Album Review: "Emma Jean" Lee Fields

In 1969, Lee Fields introduced himself with a crackling cover of James Brown's "Bewildered," so faithful to the 1961 original that he earned the nickname "Little J.B." Through the decades that followed, filled with collector's-item indie releases and chitlin-circuit tours, his voice accumulated grit and heartbreak, and Fields became a genre idol himself, resurrected by the so-called deep funk movement that later birthed revivalists Sharon Jones & The Dap-Kings and Charles Bradley.

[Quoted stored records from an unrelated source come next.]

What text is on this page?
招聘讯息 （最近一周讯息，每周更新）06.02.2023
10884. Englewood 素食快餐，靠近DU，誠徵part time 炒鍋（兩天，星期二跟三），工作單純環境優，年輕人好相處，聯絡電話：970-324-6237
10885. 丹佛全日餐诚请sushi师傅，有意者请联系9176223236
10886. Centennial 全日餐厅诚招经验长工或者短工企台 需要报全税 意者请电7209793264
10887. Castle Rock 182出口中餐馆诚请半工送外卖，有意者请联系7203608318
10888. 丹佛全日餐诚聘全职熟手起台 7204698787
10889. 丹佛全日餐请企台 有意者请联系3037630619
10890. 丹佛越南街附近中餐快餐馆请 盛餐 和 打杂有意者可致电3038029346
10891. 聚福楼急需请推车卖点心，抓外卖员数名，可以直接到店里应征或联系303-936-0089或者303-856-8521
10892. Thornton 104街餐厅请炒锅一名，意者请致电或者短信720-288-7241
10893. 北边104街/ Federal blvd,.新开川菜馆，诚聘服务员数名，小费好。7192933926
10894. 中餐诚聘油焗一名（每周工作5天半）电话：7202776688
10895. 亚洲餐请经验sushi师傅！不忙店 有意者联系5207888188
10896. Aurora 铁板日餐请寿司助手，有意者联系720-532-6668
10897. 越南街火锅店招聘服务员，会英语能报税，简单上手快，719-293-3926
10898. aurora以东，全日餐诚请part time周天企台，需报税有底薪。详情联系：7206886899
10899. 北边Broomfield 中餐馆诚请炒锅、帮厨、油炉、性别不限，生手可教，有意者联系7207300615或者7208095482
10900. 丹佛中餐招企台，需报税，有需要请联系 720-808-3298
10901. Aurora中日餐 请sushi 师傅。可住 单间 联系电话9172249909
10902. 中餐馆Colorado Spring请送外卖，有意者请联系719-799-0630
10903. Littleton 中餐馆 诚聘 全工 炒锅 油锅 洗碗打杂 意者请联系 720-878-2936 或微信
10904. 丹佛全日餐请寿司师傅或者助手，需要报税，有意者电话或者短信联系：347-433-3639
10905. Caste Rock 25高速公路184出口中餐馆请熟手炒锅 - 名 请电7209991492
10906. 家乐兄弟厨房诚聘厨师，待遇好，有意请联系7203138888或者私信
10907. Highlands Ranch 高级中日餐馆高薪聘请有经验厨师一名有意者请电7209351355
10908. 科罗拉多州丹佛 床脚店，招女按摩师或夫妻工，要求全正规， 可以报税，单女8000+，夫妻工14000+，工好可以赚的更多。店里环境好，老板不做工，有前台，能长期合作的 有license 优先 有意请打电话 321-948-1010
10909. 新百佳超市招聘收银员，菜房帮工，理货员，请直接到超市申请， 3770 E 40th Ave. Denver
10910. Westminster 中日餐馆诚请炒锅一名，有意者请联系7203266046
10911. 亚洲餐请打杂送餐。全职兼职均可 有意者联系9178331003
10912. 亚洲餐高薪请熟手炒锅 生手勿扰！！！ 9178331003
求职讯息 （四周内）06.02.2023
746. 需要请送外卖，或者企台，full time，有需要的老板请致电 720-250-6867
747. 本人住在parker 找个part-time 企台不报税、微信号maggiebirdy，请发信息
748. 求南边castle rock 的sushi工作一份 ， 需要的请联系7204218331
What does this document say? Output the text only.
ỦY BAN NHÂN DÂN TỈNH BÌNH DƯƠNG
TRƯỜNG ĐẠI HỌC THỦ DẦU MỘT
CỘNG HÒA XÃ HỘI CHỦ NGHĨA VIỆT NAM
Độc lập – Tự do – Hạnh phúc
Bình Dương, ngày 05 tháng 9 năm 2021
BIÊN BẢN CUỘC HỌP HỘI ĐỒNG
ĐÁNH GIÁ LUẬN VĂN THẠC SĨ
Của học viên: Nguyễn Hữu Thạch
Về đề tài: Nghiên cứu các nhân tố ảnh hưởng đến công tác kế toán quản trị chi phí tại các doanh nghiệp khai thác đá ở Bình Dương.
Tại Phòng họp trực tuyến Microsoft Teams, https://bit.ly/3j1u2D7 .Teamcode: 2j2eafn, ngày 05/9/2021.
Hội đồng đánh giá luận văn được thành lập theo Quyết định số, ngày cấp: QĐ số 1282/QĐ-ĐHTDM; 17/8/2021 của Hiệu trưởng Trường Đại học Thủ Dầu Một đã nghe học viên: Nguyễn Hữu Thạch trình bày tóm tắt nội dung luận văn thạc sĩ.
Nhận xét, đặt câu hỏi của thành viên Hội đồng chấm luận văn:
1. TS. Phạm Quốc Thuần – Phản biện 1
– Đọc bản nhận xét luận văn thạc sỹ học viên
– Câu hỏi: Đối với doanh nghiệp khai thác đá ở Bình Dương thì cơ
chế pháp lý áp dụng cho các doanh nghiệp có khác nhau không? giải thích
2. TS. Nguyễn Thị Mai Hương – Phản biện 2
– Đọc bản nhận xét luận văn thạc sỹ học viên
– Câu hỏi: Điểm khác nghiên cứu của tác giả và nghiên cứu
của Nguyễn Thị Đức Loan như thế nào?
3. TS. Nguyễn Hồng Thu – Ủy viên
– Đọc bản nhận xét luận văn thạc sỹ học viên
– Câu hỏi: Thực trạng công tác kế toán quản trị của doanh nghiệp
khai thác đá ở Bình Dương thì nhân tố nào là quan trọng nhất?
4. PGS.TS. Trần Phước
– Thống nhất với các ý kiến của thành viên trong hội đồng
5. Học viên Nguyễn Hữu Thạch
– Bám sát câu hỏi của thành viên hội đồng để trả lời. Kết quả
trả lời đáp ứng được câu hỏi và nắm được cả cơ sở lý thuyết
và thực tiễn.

The soul troubadour's fifth LP, "Emma Jean," traffics in themes of love and loss Fields has perfected during his career, and proves yet again his knack for keeping a timeless sound timely.

Produced by Leon Michaels, a frequent contributor to music from like-minded labels Daptone and Soul Fire, "Emma Jean" features Fields' backing band The Expressions. And his weathered rasp wouldn't be the same without them: "Still Gets Me Down" builds to a lovesick climax with a gospel choir, an aching Hammond organ and trumpet exclamation points. Fields' gravelly vibrato and a thick bassline load a cover of J.J. Cale's "Magnolia" with even heavier tones of regret.

Not all love's lost on "Emma Jean," however. The saucy "Standing by Your Side" celebrates opening your heart to someone else, and congas on the largely wordless "All I Need" bounce with a gleeful swing reminiscent of Salsoul Records' proto-disco. While not necessarily groundbreaking in the context of today's retro-soul, The Expressions' ear for lush instrumentals and Fields' talent for from-the-gut lyrics and wails make "Emma Jean" a gem truly worthy of the classic sound it harks back to.